My first grumble is about the launch of Christmas advertising. It seems that marketers this year decided that, no, Halloween or Thanksgiving do not matter. We are going straight from summer to Christmas this year. The screens are slowly filling with snow-filled Christmas-themed offerings, from supermarkets to car makers.
I have put all the early Christmas advertisers in my personal penalty box. Which means I shall procure my Christmas shopping only from those marketers who launch their White Christmas-themed advertising post-Thanksgiving. So there!
Look: I understand that streamers need to make money. A lot of it, given the enormous amounts of output they need to fill their viewing libraries, and the increase in development cost as a result of the recent strike-ending deals with the writers' and actors’ unions.

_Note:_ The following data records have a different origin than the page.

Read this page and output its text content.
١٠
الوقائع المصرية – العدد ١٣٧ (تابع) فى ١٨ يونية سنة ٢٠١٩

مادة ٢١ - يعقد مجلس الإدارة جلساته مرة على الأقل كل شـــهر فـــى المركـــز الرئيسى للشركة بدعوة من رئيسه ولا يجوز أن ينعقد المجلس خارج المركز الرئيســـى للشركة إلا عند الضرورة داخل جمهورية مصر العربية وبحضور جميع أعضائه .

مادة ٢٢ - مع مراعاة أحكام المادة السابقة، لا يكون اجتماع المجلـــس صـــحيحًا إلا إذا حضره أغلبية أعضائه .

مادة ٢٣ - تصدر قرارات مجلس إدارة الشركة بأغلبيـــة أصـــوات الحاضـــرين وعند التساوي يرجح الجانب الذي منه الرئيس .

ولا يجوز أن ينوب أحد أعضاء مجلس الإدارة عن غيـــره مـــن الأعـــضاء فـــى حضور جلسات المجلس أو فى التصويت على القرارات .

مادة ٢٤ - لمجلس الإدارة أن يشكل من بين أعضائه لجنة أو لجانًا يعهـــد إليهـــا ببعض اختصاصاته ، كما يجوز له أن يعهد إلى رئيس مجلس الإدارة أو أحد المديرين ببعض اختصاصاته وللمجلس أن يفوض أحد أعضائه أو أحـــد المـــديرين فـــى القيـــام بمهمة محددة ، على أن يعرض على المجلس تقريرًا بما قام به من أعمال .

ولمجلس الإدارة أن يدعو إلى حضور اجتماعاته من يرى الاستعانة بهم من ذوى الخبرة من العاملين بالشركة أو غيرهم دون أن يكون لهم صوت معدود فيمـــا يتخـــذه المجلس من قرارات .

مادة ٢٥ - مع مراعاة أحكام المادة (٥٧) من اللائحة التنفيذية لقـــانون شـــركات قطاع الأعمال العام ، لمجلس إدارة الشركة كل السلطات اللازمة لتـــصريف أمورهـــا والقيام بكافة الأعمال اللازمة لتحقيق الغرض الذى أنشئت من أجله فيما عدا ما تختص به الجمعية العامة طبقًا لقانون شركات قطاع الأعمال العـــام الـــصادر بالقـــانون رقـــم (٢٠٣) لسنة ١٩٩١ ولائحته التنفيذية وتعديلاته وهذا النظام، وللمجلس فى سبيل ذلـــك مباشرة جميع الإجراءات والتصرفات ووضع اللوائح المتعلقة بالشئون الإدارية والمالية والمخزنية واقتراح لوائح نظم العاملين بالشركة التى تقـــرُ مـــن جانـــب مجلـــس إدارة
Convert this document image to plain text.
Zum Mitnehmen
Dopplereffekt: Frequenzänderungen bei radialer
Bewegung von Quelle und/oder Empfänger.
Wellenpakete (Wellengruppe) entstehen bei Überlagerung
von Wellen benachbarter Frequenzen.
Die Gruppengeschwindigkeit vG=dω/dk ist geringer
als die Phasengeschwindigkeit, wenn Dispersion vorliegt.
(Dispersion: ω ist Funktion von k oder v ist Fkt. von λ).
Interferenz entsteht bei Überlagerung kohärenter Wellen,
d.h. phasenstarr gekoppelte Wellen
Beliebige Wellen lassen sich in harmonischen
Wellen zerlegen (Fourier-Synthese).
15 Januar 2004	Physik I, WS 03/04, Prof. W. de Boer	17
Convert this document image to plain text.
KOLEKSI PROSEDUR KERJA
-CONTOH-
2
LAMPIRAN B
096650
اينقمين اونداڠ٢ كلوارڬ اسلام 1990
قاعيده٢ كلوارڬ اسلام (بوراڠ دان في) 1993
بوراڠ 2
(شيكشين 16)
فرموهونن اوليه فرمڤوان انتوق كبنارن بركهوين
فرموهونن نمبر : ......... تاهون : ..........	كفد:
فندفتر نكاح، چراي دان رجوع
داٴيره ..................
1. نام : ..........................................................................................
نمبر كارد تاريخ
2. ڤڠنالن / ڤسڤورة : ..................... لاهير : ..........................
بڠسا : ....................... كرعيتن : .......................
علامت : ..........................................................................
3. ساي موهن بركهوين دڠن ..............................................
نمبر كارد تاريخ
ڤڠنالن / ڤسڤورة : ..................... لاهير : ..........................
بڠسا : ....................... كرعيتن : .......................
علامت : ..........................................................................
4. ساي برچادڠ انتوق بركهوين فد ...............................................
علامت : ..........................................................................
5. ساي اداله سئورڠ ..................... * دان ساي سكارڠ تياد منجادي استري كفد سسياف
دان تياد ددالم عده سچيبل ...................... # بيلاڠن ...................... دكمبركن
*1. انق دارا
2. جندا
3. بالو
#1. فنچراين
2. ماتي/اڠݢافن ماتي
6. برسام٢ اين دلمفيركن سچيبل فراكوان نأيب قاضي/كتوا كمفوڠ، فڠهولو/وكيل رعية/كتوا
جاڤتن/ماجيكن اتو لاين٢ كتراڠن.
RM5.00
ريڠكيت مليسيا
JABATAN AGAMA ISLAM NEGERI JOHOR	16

But really, do I need a “For Hims” ad in every break of just about every show I watch? I guess I am being targeted, as I have entered the age bracket where my hair line recedes, my memory lapses, and a blue pill is a viable offering. But do I need reminding every 10 minutes? Oh, and let’s not forget Ozempic. I never did like Pilot’s one hit wonder “It’s Magic,” but now that the refrain has been rebranded with “Oh, Oh, Oh, Ozempic” I hate it with a violent passion.
The streamers will have you believe that if consumers do not like this advertising volume, there's also a premium, ad-free service available. But this is not a solution for advertisers. What advertisers desperately need is platforms that offer engaged audiences in a transparent and safe advertising environment. Advertisers need places to advertise. It would help tremendously if streamer platforms catered to this need more effectively. There might even be some money in it!
Now let’s talk about measurement -- or the lack thereof. Despite many initiatives, announcements and meetings, the process to land on an industry-wide supported approach to advertising impact measurement is moving at a glacial pace.
Has there been progress? Sure, a little. But we are still far, far away from having a Joint Industry Committee-designed, approved and supported model, let alone results. This does not help advertisers at all.
Perhaps ads' over-frequency is, in fact, an under-frequency. Perhaps consumers want more interruptions by Oh, Oh, Oh, Ozempic. We simply cannot know the answer across the totality of our media buys because the data is fragmented, walled and not shared.
I am beginning to run out of space for my grievances. I wanted to talk about the hollowness of claims in car ads (literally every benefit they mention applies to any other car brand). I wanted to mention how much I dread political advertising. If you thought Oh, Oh, Oh, Ozempic was killing you with frequency, wait for political ad season to truly kick off. But all of that will have to wait for another Festivus edition.